Thursday, May 19, 2005

John Bates Clark Award...

On Daron Acemoglu: In Search of Lost Times...

Casual observance of modern day Economics might lead one to believe that the discipline is devoted to manufacturing apologists for the status quo or Don Quixotes who charge up theoretical windmills riding their mathematical horses. But, like all casual empiricism, beyond a notional grain of truth, this is a false conclusion. The falsity of the original observation is perhaps best exemplified by the wide variety and extraordinary rigor displayed in the works of individuals who go on to win major prizes in the discipline. Every two years, one economist is typically awarded the John Bates Clark (JBC) Award – arguably, the most prestigious (and portentous?) award in the Economics, barring the Nobel itself. This year the award was received by Daron Acemoglu of MIT for a wide range of contributions – for most strikingly his work on the role of institutions in economic growth. The JBC award is given by the American Economic Association to the best economist in the US under the age of 40. (Analogously, mathematicians/computer scientists award the Rolf Nevallina every 4 years as well, won last by Madhusudan of MIT as well.)

An obvious question is. Why is this award prestigious?

The ‘prestige’ component is a natural implication of basic sampling theory. Because of the large sample of economists (real and “policy entrepreneurs” as Paul Krugman identifies some) in the US – the distribution of quality of research is arguably continuous (but unfortunately very rarely ‘differentiable’ vis-à-vis long term implications for the discipline).
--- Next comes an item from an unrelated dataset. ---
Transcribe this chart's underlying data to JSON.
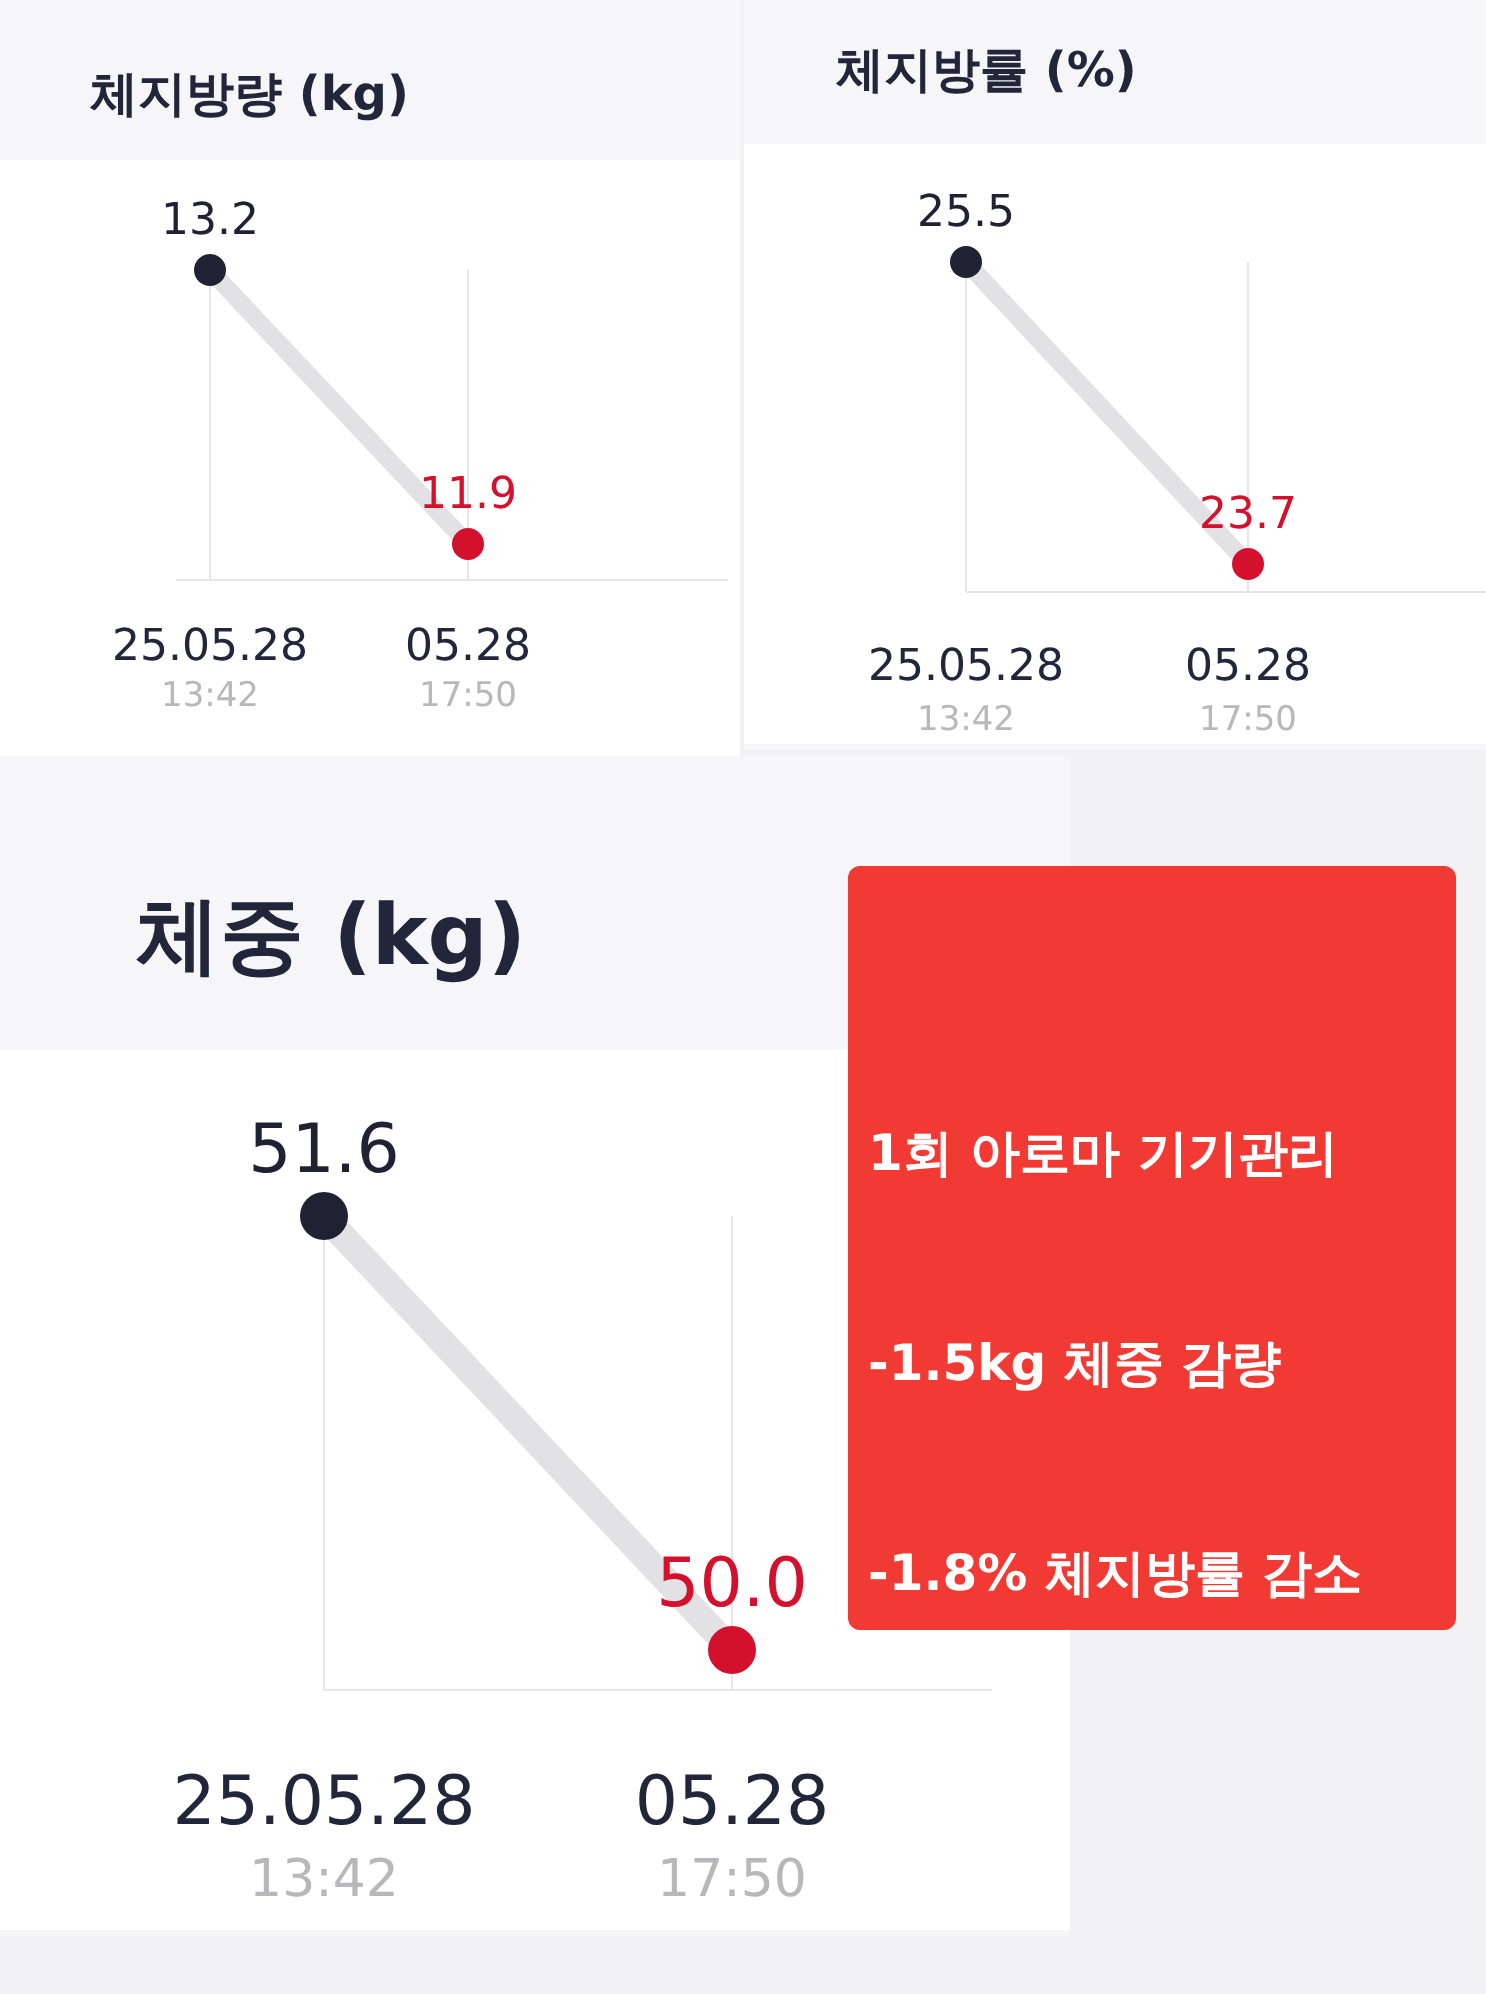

That is, there are large number of remarkable theorists and empiricists on either ends of the quality spectrum; unlike say in the Economics Association of Sri Lanka or Catalonia owning to their small samples to start with. Thus, prestige emerges by virtue of being conditionally selected from a large sub-sample comprising of other-wise extraordinarily (and sometimes preternaturally) gifted peers.

There is a second component as well. Part of the prestige arrives from the implicit assent by the discipline that this researchers' agenda deserves wider recognition. Most commentators on the JBC (see Stephen Dubner on previous winner Steve Levitt in the New York Times) have made a big deal out of the possible correlation between the JBC winners going on to win Nobel Prizes. The mechanics of how this correlation works is key to understanding how the discipline itself operates. Eleven out of the thirty winners of the JBC have gone on to win the Nobel itself. But as any decent teacher of econometrics will tell you that there is a certain degree of endogeneity in this correlation which makes any such conclusion spurious in a strict sense. Although the JBC in of itself is awarded for “promising work” and as an incentive for sustained contributions; what it more importantly does is provide marginally more visibility to otherwise hyper-competitive array of research agendas. (This blog reaffirms that.) Given this new found visibility, it is entirely conceivable that a large number of existing research work are either tweaked or new ones are spawned given the previous work. Since, the Nobel Prizes are typically given for influencing the course of the discipline and spawning a whole panoply of research ideas -- the JBC ends up, often enough, causing the Nobel prize -- conditional on the Nobel winner being an American.